Yesterday I was so unlucky to drink from the tap and felt a lot of ion activity later on. Actualy I never have drunk tap water in Turkey (and also in Russia). It has been rumored to have residual nuclear wastes (still one of the best selling bottled waters in Russia has "Ecologically Pure" sign on its bottles...weird) and so on...but I have seen many households with simple water filter jars and people seem to enjoy it.
A simple search through the net assured that Moscow has one of the best drinkable tap waters in the world. No wonder that it is treated three times with chlorine and once with ozone - imagining what they did to political prisoners 20 years ago, here comes the same attitude to the microbes: KILL'EM ALL!. (A small tip: Chlorine is a gas and it tends to move away from the water as you settle it for some time. That's why glass of still tap water becomes a glass of tonic water in several minutes in Moscow, just add some gin...damn, everything leads to alcoholism in here)
So I have nearly come to a conclusion that it is perfectly safe until I saw this in an article in Moscow Times:
Chlorine is sometimes twice the recommended level, especially when the snow melts in spring and more of the chemical is used to combat the extra pollutants released with meltwater. And the permissible amount of iron in Russia is 300 micrograms per liter, but the level is often higher, and sometimes six or seven times as much. Iron is likely picked up in older pipes.

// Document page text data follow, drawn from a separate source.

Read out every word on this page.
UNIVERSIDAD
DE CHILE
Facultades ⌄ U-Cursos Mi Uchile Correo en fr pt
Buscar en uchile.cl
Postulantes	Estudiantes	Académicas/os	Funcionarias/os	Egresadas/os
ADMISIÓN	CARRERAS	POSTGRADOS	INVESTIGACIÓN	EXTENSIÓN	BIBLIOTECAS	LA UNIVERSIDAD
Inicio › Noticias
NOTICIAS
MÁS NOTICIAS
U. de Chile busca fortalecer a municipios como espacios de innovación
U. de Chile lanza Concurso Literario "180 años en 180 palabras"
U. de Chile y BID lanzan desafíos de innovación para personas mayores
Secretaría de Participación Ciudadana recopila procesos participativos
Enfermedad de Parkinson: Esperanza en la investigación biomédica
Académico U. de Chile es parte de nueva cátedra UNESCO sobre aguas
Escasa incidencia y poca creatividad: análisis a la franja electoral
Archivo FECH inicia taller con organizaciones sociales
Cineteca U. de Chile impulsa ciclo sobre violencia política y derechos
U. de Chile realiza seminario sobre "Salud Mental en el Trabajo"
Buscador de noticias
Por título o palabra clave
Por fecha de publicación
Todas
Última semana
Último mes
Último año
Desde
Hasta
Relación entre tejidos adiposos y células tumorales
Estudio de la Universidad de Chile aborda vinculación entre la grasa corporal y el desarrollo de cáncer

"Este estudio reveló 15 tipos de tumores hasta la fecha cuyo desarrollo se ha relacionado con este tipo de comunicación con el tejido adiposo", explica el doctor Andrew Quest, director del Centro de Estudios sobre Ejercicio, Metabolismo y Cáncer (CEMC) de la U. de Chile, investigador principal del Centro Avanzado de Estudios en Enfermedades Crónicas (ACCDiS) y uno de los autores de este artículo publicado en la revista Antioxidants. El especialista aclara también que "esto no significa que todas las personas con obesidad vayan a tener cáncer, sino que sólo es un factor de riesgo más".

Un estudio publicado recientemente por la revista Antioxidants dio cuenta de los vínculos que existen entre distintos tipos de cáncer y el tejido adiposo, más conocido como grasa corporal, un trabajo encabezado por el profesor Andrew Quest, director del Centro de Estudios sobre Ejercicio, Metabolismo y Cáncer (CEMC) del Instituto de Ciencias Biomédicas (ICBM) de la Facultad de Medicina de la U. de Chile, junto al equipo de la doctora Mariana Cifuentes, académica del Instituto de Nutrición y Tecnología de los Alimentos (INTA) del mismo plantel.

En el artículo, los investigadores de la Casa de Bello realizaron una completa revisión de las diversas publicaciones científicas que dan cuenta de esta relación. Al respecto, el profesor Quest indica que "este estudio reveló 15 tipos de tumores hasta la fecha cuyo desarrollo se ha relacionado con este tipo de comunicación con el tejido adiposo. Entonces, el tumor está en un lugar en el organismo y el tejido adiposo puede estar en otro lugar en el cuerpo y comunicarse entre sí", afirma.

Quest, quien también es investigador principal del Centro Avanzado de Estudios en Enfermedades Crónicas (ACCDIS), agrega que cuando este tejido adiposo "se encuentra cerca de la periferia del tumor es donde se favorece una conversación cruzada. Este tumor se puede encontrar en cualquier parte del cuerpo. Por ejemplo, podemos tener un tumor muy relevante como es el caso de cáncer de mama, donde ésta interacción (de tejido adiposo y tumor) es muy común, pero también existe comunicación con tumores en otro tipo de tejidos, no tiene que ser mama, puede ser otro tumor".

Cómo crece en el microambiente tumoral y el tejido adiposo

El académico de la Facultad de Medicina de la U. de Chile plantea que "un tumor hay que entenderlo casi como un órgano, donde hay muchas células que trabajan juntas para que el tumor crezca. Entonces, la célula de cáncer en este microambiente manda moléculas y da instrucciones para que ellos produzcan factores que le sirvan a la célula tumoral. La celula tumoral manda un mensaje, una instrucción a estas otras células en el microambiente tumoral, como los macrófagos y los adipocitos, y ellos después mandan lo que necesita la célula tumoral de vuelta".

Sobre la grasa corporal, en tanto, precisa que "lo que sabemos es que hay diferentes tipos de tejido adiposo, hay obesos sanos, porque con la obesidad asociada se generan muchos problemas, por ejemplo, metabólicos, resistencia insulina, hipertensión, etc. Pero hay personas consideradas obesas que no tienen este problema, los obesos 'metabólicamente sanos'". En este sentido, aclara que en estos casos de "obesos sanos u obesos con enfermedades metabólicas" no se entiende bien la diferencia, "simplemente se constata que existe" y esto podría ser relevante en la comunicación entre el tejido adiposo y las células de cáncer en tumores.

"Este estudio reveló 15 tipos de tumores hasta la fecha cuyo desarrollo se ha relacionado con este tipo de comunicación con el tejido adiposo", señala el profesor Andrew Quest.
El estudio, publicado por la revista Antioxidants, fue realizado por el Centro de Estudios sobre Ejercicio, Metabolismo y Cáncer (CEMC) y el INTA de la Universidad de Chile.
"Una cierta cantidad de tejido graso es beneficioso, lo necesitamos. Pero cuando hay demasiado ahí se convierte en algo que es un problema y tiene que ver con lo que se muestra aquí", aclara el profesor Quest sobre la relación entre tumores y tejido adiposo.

While these levels are not extreme, Dr. Tarek Sultan of the European Medical Center stressed, drinking a lot of heavily chlorinated water over a long period might "increase your risk factor" of developing cancer. Repeated iron dosing is dangerous mostly for those with diseases such as hemochromatosis, which causes the body to accumulate the metal.
SO that's why all Russians tend to activate the metal detector in the airport. I'd better keep on my ecologically pure bottled water...or I will be licking damp walls for thirst in Guantanamo with my perfect middle eastern outlook and a body full of iron.